The incidence of HZ infection in the general population has been reported to be 5.4%. It has been suggested that approximately 2% of patients with HZ will develop a second episode of the infection. [6] Herpes zoster can develop after situations of stress or local trauma, but it is more frequently associated with diminished immune response as in individuals under systemic corticosteroids, cytotoxic chemotherapy or radiotherapy, immunosuppressive agents, malignancies like chronic lymphocytic leukemia and lymphomas, and HIV-positive patients in the recent times. The increased frequency of HZ infection in individual with AIDS has shifted the incidence towards male and younger individuals. Spontaneous exfoliation of teeth in the area innervated by the affected nerve has been reported.
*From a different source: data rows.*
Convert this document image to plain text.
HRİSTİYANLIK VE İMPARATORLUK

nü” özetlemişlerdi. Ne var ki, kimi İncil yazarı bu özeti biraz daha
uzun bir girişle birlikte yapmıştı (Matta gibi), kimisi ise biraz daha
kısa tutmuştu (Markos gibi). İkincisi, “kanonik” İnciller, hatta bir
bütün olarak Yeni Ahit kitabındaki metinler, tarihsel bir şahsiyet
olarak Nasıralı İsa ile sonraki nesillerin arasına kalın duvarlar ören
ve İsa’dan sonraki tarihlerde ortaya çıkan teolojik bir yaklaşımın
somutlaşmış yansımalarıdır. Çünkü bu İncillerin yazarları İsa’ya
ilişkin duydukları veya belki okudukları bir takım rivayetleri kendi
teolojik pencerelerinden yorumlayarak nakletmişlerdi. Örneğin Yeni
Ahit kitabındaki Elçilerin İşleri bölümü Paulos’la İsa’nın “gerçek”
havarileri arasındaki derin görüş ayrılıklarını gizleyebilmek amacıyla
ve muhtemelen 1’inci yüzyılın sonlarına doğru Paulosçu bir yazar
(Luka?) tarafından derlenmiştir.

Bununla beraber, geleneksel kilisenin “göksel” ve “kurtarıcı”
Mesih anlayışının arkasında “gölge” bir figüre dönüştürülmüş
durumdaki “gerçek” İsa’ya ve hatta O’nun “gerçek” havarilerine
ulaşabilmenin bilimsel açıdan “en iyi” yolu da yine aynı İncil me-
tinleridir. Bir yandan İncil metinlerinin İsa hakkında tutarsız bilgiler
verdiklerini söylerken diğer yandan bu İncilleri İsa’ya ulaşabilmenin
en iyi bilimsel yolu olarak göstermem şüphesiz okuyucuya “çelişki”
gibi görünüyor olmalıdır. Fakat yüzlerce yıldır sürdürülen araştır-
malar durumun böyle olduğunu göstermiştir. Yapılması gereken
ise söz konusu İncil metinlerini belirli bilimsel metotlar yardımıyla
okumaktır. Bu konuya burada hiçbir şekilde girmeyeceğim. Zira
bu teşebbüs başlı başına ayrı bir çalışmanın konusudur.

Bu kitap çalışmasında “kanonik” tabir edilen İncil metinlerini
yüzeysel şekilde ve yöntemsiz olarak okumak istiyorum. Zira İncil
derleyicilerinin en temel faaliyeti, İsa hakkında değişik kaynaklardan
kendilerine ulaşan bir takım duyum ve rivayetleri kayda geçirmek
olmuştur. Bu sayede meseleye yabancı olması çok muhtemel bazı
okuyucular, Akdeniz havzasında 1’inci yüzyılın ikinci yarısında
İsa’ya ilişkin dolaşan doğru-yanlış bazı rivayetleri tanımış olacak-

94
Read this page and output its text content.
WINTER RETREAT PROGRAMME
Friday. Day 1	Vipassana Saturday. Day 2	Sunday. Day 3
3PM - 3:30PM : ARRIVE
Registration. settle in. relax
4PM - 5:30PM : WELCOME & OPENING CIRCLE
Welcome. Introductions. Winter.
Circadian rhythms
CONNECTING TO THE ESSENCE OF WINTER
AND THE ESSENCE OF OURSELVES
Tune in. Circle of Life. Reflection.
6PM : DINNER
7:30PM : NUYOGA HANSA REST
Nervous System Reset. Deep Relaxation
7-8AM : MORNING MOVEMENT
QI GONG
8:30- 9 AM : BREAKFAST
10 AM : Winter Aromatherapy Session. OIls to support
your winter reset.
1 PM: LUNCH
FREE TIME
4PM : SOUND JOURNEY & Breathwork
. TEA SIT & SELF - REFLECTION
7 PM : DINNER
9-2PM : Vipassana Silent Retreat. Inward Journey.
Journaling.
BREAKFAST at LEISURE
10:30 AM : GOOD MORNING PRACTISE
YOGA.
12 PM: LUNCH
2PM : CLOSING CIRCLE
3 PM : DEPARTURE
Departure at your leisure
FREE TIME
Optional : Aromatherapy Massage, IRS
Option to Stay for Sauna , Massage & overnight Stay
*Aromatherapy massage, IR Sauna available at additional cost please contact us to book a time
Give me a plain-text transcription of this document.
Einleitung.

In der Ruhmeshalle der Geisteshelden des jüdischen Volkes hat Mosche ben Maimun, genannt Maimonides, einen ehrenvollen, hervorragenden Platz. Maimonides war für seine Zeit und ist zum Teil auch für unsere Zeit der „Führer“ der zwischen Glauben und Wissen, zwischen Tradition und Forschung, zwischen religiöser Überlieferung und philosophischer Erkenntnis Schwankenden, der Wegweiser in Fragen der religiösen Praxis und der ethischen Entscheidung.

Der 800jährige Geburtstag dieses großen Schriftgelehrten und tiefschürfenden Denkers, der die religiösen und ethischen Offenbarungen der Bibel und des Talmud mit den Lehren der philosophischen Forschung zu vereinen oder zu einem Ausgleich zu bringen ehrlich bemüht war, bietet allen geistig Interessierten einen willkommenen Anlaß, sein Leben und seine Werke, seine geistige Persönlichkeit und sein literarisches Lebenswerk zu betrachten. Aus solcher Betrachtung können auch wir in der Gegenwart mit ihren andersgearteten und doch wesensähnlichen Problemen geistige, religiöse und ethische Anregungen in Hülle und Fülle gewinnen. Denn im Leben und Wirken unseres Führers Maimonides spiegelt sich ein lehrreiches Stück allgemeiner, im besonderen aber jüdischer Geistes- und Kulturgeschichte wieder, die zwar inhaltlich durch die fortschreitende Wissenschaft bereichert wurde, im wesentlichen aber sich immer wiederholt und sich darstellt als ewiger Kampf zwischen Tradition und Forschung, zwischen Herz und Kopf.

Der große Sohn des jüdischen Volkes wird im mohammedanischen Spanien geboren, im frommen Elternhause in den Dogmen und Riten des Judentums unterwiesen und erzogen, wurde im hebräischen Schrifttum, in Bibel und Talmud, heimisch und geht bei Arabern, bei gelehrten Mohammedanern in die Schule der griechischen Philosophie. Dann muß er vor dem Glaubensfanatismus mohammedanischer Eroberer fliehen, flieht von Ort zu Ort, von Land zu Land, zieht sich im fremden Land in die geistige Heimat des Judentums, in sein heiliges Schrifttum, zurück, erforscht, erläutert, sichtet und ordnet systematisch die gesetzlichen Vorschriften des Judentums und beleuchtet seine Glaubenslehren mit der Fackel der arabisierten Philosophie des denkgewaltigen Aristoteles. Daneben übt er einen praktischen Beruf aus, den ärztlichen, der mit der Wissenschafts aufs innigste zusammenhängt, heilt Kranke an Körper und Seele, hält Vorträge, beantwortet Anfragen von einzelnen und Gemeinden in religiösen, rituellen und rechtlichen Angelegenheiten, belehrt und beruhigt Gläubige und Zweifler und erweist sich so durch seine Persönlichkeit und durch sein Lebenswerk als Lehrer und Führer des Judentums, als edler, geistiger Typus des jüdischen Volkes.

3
Some authors believe that this is an early event occurring during the first 2 weeks of the infection, while others consider this to be a late complication that will occur between the 3rd and 12th weeks after onset. [1],[7] Loss of teeth is due to alveolar bone necrosis and/or necrosis of the periodontal ligament. [1] In the present case, tooth exfoliation was seen after 3 weeks of HZ infection.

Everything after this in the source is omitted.